A buffet will be offered during the event

FREE ENTRY

(please see poster below)


SUMMARY

L’intellectuel est peut-être une sorte de contre-mémoire possédant son propre contre-discours qui défend à la conscience de porter son regard ailleurs ou de s’endormir
– Edward Said 2005

Qu’est-ce que l’intellectuel, sinon celui qui travaille à ce que les autres n’aient pas tellement bonne conscience?
– Michel Foucault 1976


In many of Saïd and Foucault’s writings, the intellectual is called upon to keep a critical perspective by staying deliberately out-of-step with current events, in essence by offering a constant counterpoint to the immediacy of the present and its short-sightedness in order to think beyond the surface of things. However, those who undertake research in areas of conflict are often confronted with situations that expose the limits of such a position. In the middle of a conflict zone, the ethnographic text and critical reflection come face to face with the dictatorship of the present, the brutality of finitude, the fragility of human life and the imperative to respond to what seems inhumane, if only to survive.

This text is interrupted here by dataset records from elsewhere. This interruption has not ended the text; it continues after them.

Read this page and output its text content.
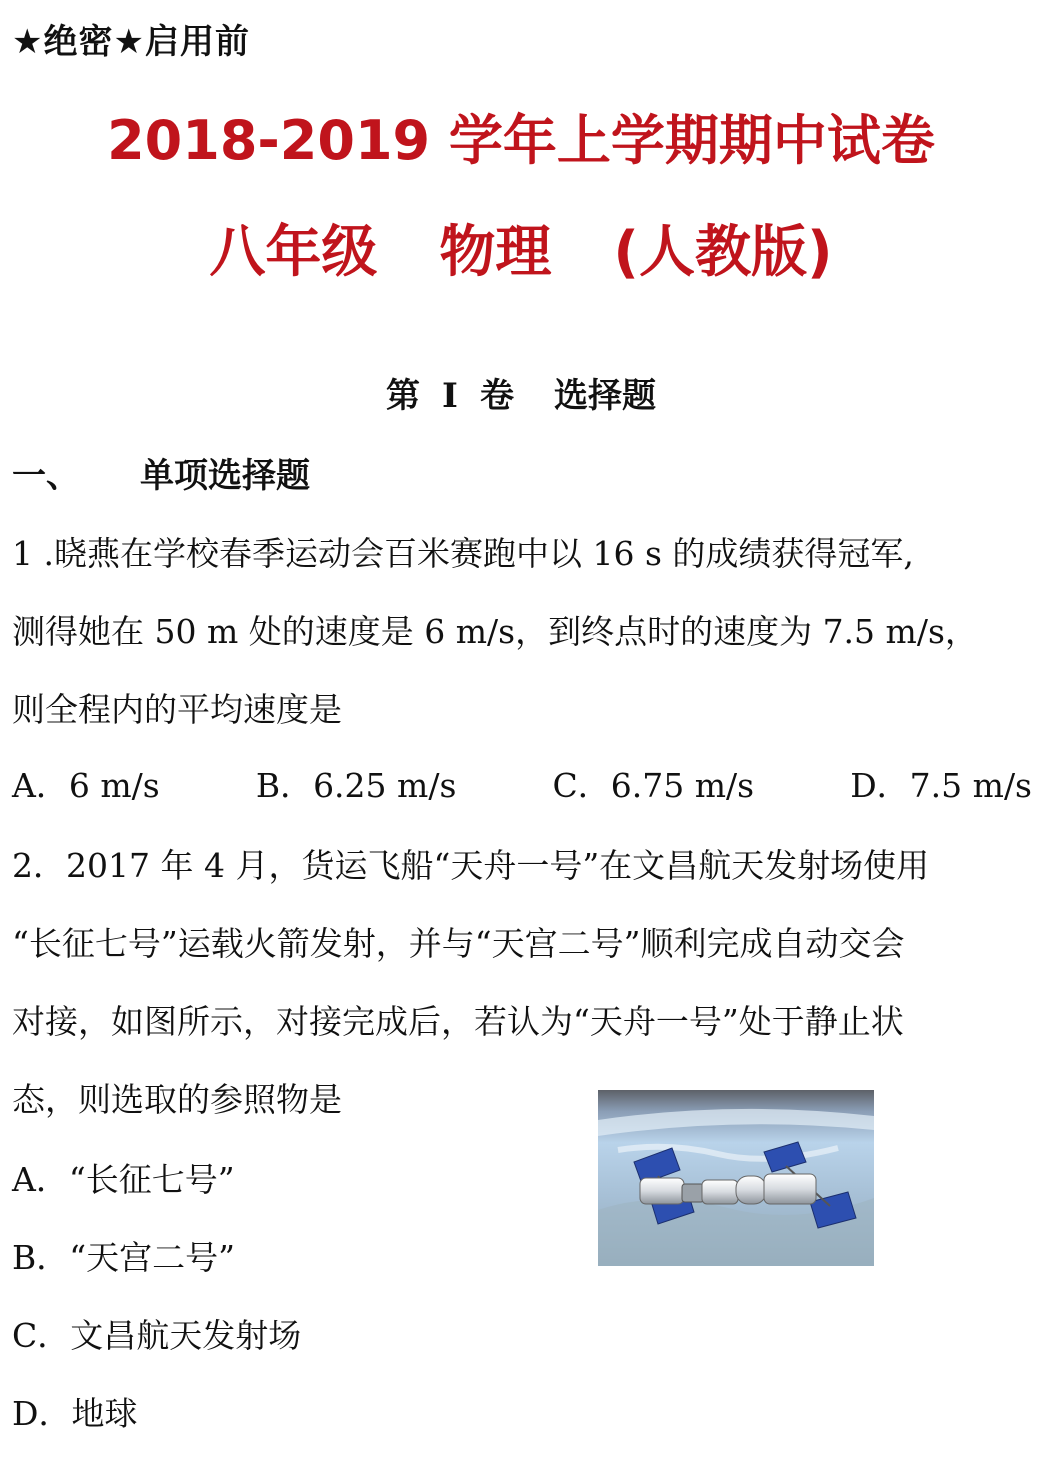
★绝密★启用前
2018-2019 学年上学期期中试卷
八年级 物理 (人教版)
第 I 卷 选择题
一、 单项选择题
1 .晓燕在学校春季运动会百米赛跑中以 16 s 的成绩获得冠军,
测得她在 50 m 处的速度是 6 m/s，到终点时的速度为 7.5 m/s，
则全程内的平均速度是
A．6 m/s	B．6.25 m/s	C．6.75 m/s	D．7.5 m/s
2．2017 年 4 月，货运飞船“天舟一号”在文昌航天发射场使用
“长征七号”运载火箭发射，并与“天宫二号”顺利完成自动交会
对接，如图所示，对接完成后，若认为“天舟一号”处于静止状
态，则选取的参照物是
A．“长征七号”
B．“天宫二号”
C．文昌航天发射场
D．地球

In such a context, is critical thinking even possible? Being a form of sustained but non-reactive engagement that often occurs at a distance in time and space from the conflict zone, is critical thinking compatible with the acts of engagement that take place in areas of conflict? These are but some of the questions that we wish to discuss in the context of this roundtable, which brings together a range of researchers working in areas of conflict. The discussion will focus on the role of intellectuals in conflict zones with speakers invited to talk about their experiences and their reflections on the risks, challenges and different forms of commitment that working in such conditions inevitably implies. Finally, they are invited to share with the audience the dilemmas and second-thoughts (if there are any) that have shaped their experiences.

Issues covered in this event include :

- How is academic research practiced in areas of conflict?
- What are the risks and challenges of such a practice?
- What to do, as researchers, in the face of experiences that are unspeakable?
- Where do critical thinking and acts of engagement meet and at what point do they come apart?
- What are the traces left by the researchers when they leave these places?